Barry Margolin barmar at genuity.net
Mon Jan 7 23:16:24 UTC 2002


In article <a1d3oj$6lu at pub3.rc.vix.com>, O'Neil,Kevin <oneil at oclc.org> wrote:
>My thinking is that if a class A address is not delegated by the root
>servers and is not in a large BGP table (say from
>http://www.telstra.net/ops/bgp/bgp-active.html) then that address should be
>one included in the bogon ACL even though ARIN's database indicates that the
>address has been delegated to some entity.
>
>A couple of examples are:
>14.0.0.0/8;  //NET-PDN; not in in-addr.arpa zone and not in BGP table
>48.0.0.0/8;  //NET-PRUBACHE; not in in-addr.arpa zone and not in BGP table
>
>Should those (and several others) be added to the "bogon" ACL?  

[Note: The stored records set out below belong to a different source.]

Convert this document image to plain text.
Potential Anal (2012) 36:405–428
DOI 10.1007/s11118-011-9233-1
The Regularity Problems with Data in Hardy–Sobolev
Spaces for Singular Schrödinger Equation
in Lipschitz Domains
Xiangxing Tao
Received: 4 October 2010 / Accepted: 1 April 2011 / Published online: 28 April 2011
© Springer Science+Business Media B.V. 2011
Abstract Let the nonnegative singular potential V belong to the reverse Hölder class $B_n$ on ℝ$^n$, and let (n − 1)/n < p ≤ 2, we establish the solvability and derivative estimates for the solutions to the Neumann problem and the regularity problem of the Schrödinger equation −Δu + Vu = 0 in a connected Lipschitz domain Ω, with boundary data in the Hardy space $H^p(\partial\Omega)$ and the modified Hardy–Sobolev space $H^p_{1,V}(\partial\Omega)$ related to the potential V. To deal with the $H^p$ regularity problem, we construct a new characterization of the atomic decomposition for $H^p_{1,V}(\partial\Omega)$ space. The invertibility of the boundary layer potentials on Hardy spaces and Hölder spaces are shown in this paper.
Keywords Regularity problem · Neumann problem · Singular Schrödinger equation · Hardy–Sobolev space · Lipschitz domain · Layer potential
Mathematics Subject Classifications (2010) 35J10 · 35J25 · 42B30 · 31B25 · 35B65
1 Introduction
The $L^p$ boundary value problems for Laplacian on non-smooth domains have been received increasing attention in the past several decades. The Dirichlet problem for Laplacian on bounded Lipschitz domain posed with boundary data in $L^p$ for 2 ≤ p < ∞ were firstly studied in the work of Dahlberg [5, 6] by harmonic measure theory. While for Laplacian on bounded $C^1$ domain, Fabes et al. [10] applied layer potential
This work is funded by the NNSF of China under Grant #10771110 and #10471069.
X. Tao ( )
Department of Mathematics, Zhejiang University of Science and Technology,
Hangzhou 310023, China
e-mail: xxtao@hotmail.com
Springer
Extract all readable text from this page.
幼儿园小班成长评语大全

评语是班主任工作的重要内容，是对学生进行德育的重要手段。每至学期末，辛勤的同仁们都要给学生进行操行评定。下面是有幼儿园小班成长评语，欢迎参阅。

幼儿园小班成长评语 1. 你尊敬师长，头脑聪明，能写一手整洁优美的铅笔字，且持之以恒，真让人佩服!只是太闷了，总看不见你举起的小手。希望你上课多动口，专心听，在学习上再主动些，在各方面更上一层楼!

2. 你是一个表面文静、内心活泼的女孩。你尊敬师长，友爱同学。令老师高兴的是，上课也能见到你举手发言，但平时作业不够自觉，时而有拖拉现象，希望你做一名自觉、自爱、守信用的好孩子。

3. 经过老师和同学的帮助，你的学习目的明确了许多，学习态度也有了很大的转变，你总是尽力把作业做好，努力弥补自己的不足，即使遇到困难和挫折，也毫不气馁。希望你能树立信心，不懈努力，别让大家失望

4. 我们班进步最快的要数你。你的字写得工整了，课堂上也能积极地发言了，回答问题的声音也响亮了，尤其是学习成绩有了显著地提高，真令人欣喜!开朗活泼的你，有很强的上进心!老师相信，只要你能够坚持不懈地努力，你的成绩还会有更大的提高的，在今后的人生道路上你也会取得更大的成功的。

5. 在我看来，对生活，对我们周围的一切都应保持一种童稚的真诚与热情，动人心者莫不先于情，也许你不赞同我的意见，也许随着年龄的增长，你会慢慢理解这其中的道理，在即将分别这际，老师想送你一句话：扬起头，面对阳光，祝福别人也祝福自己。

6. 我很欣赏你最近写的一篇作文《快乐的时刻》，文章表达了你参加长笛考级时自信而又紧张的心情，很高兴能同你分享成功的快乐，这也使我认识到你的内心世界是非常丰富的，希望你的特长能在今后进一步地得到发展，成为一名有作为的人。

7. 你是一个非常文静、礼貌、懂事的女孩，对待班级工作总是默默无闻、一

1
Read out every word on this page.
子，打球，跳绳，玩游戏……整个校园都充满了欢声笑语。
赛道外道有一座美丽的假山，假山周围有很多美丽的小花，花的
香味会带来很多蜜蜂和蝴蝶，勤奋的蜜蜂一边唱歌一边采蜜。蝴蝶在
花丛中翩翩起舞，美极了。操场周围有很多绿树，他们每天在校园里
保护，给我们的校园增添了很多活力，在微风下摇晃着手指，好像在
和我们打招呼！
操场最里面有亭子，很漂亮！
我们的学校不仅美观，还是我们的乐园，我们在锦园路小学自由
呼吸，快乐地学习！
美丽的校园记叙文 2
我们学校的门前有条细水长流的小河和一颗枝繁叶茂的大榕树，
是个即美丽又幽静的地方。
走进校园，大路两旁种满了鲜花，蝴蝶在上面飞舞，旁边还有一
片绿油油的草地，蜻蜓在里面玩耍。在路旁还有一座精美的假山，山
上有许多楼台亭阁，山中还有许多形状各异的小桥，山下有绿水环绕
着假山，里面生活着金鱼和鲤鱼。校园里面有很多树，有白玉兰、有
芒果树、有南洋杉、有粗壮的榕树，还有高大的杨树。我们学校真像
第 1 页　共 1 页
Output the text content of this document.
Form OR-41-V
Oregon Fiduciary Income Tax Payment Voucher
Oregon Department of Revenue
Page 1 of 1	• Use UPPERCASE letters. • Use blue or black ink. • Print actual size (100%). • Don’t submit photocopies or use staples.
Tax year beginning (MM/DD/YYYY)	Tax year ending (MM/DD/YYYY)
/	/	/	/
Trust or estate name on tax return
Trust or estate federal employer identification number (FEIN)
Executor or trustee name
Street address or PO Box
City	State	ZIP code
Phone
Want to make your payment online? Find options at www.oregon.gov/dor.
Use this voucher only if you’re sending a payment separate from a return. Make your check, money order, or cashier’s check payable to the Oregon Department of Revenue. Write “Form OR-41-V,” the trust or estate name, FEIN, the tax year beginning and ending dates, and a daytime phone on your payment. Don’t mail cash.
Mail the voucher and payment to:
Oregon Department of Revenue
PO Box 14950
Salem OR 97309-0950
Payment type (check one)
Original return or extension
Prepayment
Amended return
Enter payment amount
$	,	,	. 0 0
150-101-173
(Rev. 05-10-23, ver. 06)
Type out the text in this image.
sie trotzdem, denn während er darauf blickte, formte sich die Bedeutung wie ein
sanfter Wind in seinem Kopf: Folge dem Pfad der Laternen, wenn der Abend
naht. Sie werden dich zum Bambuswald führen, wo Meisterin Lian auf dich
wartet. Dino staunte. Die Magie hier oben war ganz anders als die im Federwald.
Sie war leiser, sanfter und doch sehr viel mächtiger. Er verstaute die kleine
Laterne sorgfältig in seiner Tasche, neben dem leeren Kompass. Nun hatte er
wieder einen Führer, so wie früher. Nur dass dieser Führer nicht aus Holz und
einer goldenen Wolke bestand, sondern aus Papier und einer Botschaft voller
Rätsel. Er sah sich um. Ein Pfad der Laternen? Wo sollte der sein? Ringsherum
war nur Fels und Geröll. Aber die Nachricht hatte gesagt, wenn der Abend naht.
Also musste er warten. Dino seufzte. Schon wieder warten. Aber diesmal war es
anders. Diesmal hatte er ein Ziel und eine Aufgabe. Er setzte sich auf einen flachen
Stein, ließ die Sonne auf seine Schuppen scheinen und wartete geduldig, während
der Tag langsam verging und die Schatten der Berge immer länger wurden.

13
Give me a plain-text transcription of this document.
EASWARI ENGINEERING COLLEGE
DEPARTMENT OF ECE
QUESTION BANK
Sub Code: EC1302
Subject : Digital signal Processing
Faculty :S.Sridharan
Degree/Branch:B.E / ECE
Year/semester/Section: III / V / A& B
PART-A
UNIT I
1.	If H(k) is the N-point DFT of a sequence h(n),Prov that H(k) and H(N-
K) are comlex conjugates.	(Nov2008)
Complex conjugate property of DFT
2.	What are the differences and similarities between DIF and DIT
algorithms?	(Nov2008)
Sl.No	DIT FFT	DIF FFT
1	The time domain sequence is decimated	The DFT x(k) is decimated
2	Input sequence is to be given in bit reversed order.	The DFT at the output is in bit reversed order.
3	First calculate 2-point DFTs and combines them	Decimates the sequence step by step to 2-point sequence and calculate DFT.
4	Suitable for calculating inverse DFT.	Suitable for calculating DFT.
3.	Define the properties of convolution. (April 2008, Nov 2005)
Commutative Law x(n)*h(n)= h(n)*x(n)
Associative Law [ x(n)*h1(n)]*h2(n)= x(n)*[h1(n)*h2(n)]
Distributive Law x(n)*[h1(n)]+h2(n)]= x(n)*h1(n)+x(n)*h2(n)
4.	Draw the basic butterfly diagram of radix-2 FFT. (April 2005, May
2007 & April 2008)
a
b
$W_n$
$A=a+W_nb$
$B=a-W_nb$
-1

I don't think reverse DNS is a good indication of whether a network block
is in use.  Many organizations don't bother to set up reverse DNS for their
networks (although you'd think that most owners of class A's would).

The BGP table is probably a better indication of which address blocks are
actually in use.

>Also there are a couple of class B addresses mentioned in RFC 2544 that seem
>to be reserved for test networks:
>198.18.0.0/16;  //NETBLK-NDTL;
>198.19.0.0/16;  //NETBLK-NDTL;
>
>Shouldn't those be candidates for "bogon"?
>
>
>Finally, there are 16 reserved class C addresses in the 192 range
>(NET-RESERVED-192*).  Those too?

All the RFC 1918 addresses should be considered bogus, unless you're using
them at your site.

-- 
Barry Margolin, barmar at genuity.net
Genuity, Woburn, MA
*** DON'T SEND TECHNICAL QUESTIONS DIRECTLY TO ME, post them to newsgroups.
Please DON'T copy followups to me -- I'll assume it wasn't posted to the group.